More than 80 artists from 35 countries reflect this theme from different perspectives. For the event, Rosenthal transformed seven atmospheric venues in the city into Embassies of Thought. At places including the former convict penal establishment Cockatoo Island in Sydney Harbor, an old cemetery, a former carriageworks, and the venerable Art Gallery of New Youth Wales, a framework was created in which artists could investigate poetic themes such as “Disappearance,” “Spirits,” “Reality,” and “Translation.”

In addition, site-specific works are scattered throughout the city, and the Biennale is embedded in an extensive supporting program consisting of performances, film premieres, talks, and workshops. This gesamtkunstwerk blends the Australian art scene with international positions in astonishing ways. The works are grouped in clusters in the different “Embassies” and the works in each cluster correspond with one another. Apart from indigenous Australian greats such as the Aboriginal artist and activist Richard Bell and the feminist performance collective Brown Council, visitors can experience many international stars and newcomers. Nowhere and Everywhere at the Same Time is the apt title of the pendulum installation by Frankfurt-based artist and choreographer William Forsythe that is suspended from the ceiling of a giant abandoned factory hall on Cockatoo Island. The feeling of being here yet not really here defines this Biennale. Cultural belonging, migration, the circulation of images on the Internet, and a reality that is becoming increasingly virtual are motifs that are taken up again and again. Often, for example in the case of the film installation by Apichatpong Weerasethakul of Thailand, the works have ghostly, eerie qualities. His flaming fireball projected on a huge glass ball conjures up both primitive rituals and today’s unrest and outbreaks of violence. Projection and reality can scarcely be differentiated. Adda Manok Mo, Pedro? (Do You Have a Rooster, Pedro?), the over seven-meter-wide painting by Philippine artist Rodel Tapaya, also combines an ancient world full of demons and spirits of nature with current images of aggression and terror.

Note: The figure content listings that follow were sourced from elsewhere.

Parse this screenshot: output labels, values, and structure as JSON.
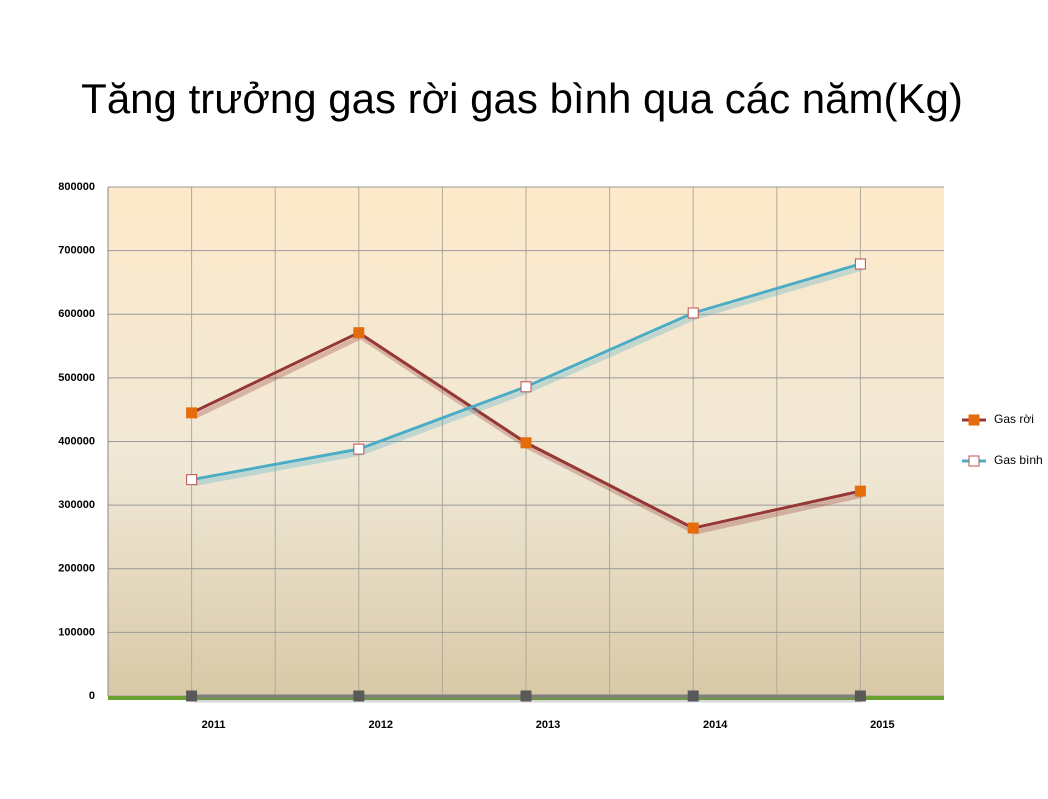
{
  "chart_data": {
    "type": "line",
    "title": "Tăng trưởng gas rời gas bình qua các năm(Kg)",
    "categories": [
      "2011",
      "2012",
      "2013",
      "2014",
      "2015"
    ],
    "series": [
      {
        "name": "Gas rời",
        "color": "#953735",
        "marker_color": "#e46c0a",
        "values": [
          445000,
          571000,
          398000,
          264000,
          322000
        ]
      },
      {
        "name": "Gas bình",
        "color": "#4bacc6",
        "marker_color": "#ffffff",
        "values": [
          340000,
          388000,
          486000,
          602000,
          679000
        ]
      },
      {
        "color": "#7f7f7f",
        "marker_color": "#595959",
        "values": [
          0,
          0,
          0,
          0,
          0
        ]
      }
    ],
    "ylim": [
      0,
      800000
    ],
    "yticks": [
      0,
      100000,
      200000,
      300000,
      400000,
      500000,
      600000,
      700000,
      800000
    ],
    "grid": true,
    "legend": "right"
  }
}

At the Biennale, worlds literally collide. Like Tapaya, the Turkish artist Nilbar Güreş is also represented in the Deutsche Bank Collection. In Sydney, she is showing her video Open Phone Booth (2007–2011). It examines a different kind of overlapping of realities – the situation in the small town her father lives in. For decades, residents waited in vain for their own telephone network. Now, they can finally contact friends and relatives around the world directly with their new mobile phones. To get good reception, however, they have to leave the village, which is nestled in a valley, and climb one of the surrounding mountains. Thus, the dramatic landscape of East Anatolia becomes an “open phone booth” – a symbol of the longing for community and communication.   

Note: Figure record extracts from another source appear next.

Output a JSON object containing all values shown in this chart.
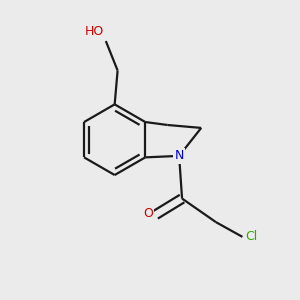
{
  "background_color": "#ebebeb",
  "bond_color": "#1a1a1a",
  "bond_width": 1.6,
  "fig_width": 3.0,
  "fig_height": 3.0,
  "dpi": 100,
  "label_HO": {
    "text": "HO",
    "color": "#cc0000",
    "fontsize": 9
  },
  "label_N": {
    "text": "N",
    "color": "#0000cc",
    "fontsize": 9
  },
  "label_O": {
    "text": "O",
    "color": "#cc0000",
    "fontsize": 9
  },
  "label_Cl": {
    "text": "Cl",
    "color": "#33aa00",
    "fontsize": 9
  }
}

The Indian art photographer Dayanita Singh, to whom an entire floor of Deutsche Bank’s Head Office is devoted, also takes up this longing in reference to the art trade. She developed her mobile Suitcase Museum (2015) as an alternative to traditional museums, which are primarily located in metropolises and power centers. Her museum can be set up in regions where there is no infrastructure and thus can reach an audience that is far removed from the art world. At the same time, it expresses an everyday reality strongly influenced by migration. In times in which people who are fleeing or searching for a livelihood have to put their whole life in a bag, Singh’s exhibition fits in a suitcase. It doesn’t need walls, consisting solely of book covers and fanfold paper. By alluding to social inequality and the power of established institutions, Singh addresses one of the essential issues of this thrilling Biennale – in what contemporary form can today’s art communicate our history and reality.